Patella taping is also a key element to rehabilitation and physiotherapy. In this method taping is applied to the patella to re-direct the tracking and therefore reduced pain. Patients can be taught how to apply taping themselves. The principle is that once symptoms are under control the taping can be discontinued. At this stage, the patient’s own muscle balance has returned to control patella tracking and overload. It should be stressed to patients that taping on its own is unlikely to be effective – it must be combined with stretching and strengthening as outlined above.
Further details on these aspects can be obtained from the rehabilitation department.
Background Information on Surgical Options for treatment
This section looks at the potential surgical treatments that are employed for patello-femoral problems and outlines the scope of the treatment modalities.
Arthroscopy is generally not the first line treatment or investigation for patello-femoral problems. It becomes indicated if there are mechanical symptoms and signs affecting the joint. Options for treatment using the arthroscope include:
- Debridement and shaving of roughened articular surface.
- Release of tight adhesions within the knee.
- Release of tight lateral capsule and retinaculum in the presence of lateral tracking of the patello-femoral joint when viewed with the arthroscope. (Lateral release procedure).
More information on arthroscopy can be found in Appendix A.

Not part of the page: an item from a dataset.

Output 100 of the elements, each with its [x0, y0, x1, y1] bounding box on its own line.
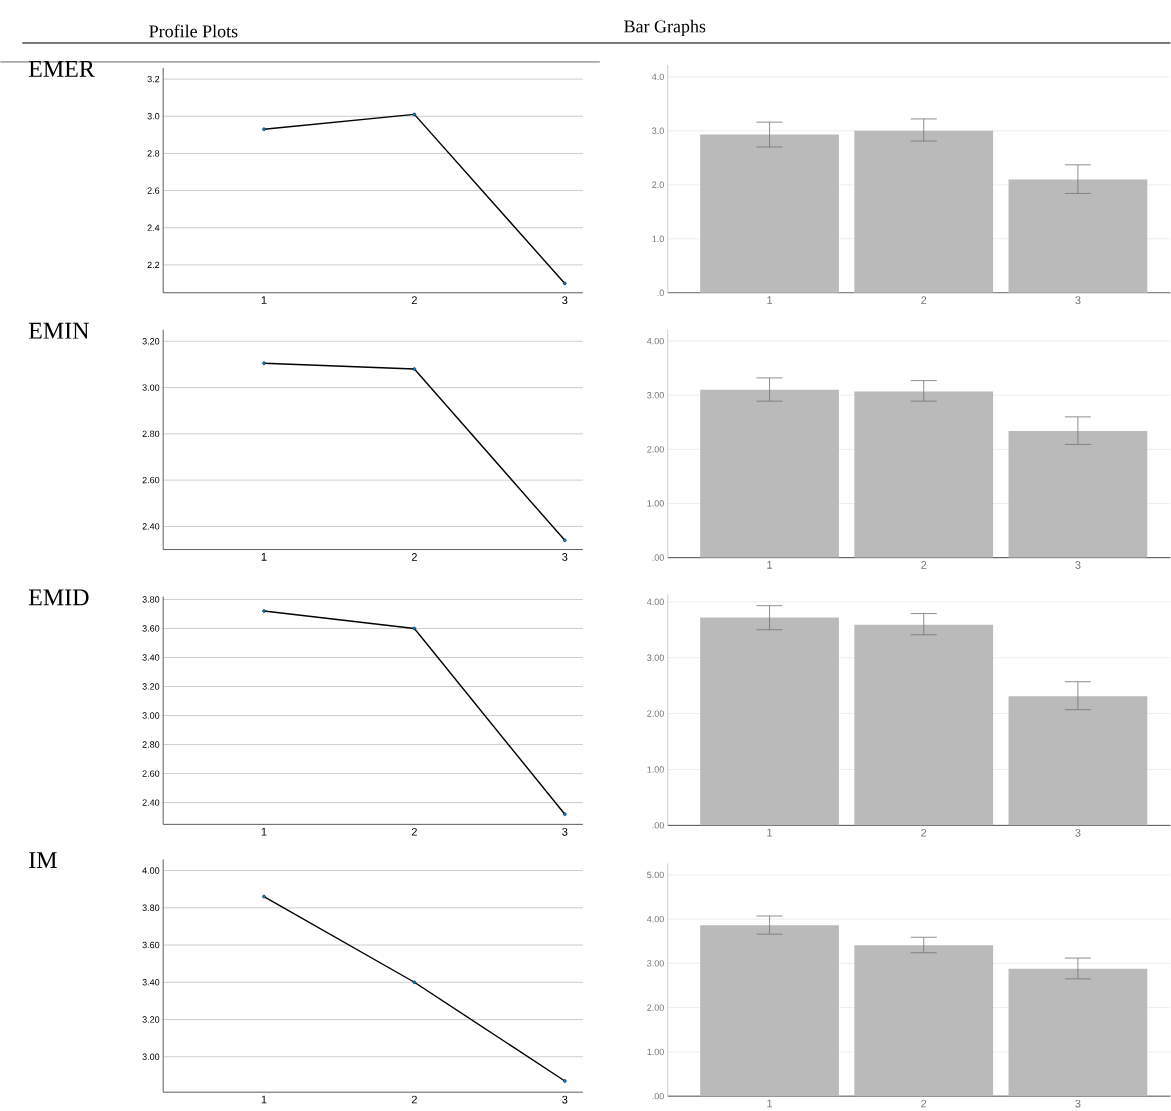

2 Medial Patello-Femoral ligament (MPFL) reconstruction.
Over the last fifteen years or so, the importance of the medial patellofemoral ligament (MPFL) as the primary soft-tissue restraint to lateral displacement of the patella has become recognised. Rather than being a distinct ligament – such as the anterior cruciate ligament – it is formed by a concentration of fibres of the joint capsule. It is most active over the first 30 degrees of flexion, beyond which the trochlea groove is engaged by the patella.
The MPFL can be ruptured following lateral dislocation of the patella. Where the bony anatomy is relatively normal then rebuilding the MPFL is the procedure of choice to stabilise the patella.

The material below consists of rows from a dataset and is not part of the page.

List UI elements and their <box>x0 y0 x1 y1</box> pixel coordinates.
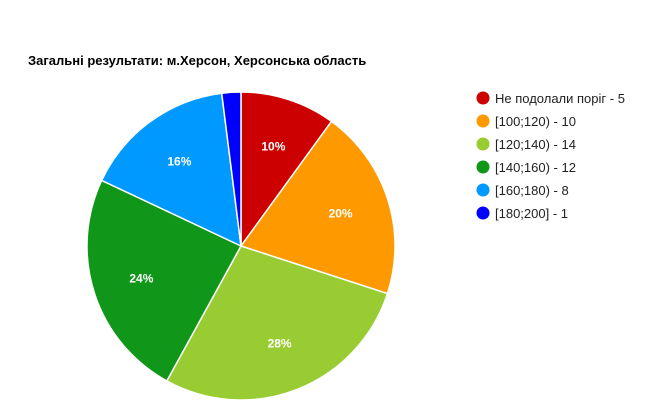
pie-slice[interactable] <box>239 120 396 295</box>
pie-slice[interactable] <box>220 91 242 247</box>
legend-swatch <box>476 160 490 174</box>
slice-percent-label: 20% <box>329 207 353 221</box>
legend-item[interactable]: [160;180) - 8 <box>476 183 569 198</box>
slice-percent-label: 10% <box>261 139 285 153</box>
slice-percent-label: 24% <box>129 271 153 285</box>
legend-item[interactable]: [140;160) - 12 <box>476 160 576 175</box>
legend-label: [140;160) - 12 <box>495 160 576 175</box>
legend-item[interactable]: [100;120) - 10 <box>476 114 576 129</box>
pie-slice[interactable] <box>165 245 389 401</box>
pie-slice[interactable] <box>86 179 243 382</box>
pie-slice-labels: 10% 20% 28% 24% 16% <box>129 139 353 350</box>
legend-label: [160;180) - 8 <box>495 183 569 198</box>
legend-label: [180;200] - 1 <box>495 206 568 221</box>
legend-swatch <box>476 206 490 220</box>
pie-slices <box>86 91 396 401</box>
legend-item[interactable]: [120;140) - 14 <box>476 137 576 152</box>
legend-swatch <box>476 183 490 197</box>
legend-item[interactable]: [180;200] - 1 <box>476 206 569 221</box>
legend-label: Не подолали поріг - 5 <box>495 91 625 106</box>
legend-swatch <box>476 137 490 151</box>
chart-title: Загальні результати: м.Херсон, Херсонськ… <box>28 53 367 68</box>
slice-percent-label: 28% <box>268 336 292 350</box>
slice-percent-label: 16% <box>167 154 191 168</box>
legend-label: [120;140) - 14 <box>495 137 576 152</box>
legend-item[interactable]: Не подолали поріг - 5 <box>476 91 625 106</box>
legend-swatch <box>476 91 490 105</box>
legend: Не подолали поріг - 5 [100;120) - 10 [120;… <box>476 91 625 221</box>
pie-slice[interactable] <box>100 92 242 248</box>
legend-label: [100;120) - 10 <box>495 114 576 129</box>
legend-swatch <box>476 114 490 128</box>
pie-slice[interactable] <box>240 91 333 249</box>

In the most commonly-employed surgical procedure, the gracilis tendon is first harvested as a single graft. It is then used to recreate the tension between the medial border of the patella and the attachment of the MPFL to the medial epicondyle of the femur. Proper anatomical positioning of the graft is crucial to the surgical outcomes. Cases of medial subluxation, medial articular overload and recurrent lateral instability have all been reported as a result of improper surgical technique.
3 Bony re-alignment of distal structures.
This option involves transposing the tibial tubercle towards the medial and anterior direction depending on the type of misalignment. The effect of this is to reduce the lateral pull on the patella by the quadriceps.
These procedures are less commonly performed since the advent of MPFL reconstruction but the main types of osteotomy performed include:
- • Fulkerson osteotomy: this shifts the tibial tubercle and therefore patella tendon medial and anteriorly through an oblique osteotomy held in place with two screws.
- • Distal and medial transposition tibial tubercle. This is used when the patella is riding high (patella alta) in the trochlea groove leading to potential instability. Shifting the tubercle distally brings the patella into a more located position within the trochlea groove.
These surgical procedures require the use of a protected range of movement brace after surgery, for four to six weeks as the bone heals, followed by a two to three months rehabilitation programme.
One of the causes of an unstable patella is trochlear dysplasia, meaning that the trochlear groove of the femur is too shallow or uneven. One option for dealing with this is to aim to reshape the anatomy of the trochlea surgically. Various options are available, including deepening the groove, or raising the lateral wall, depending on the specific problem. This is usually an open operation.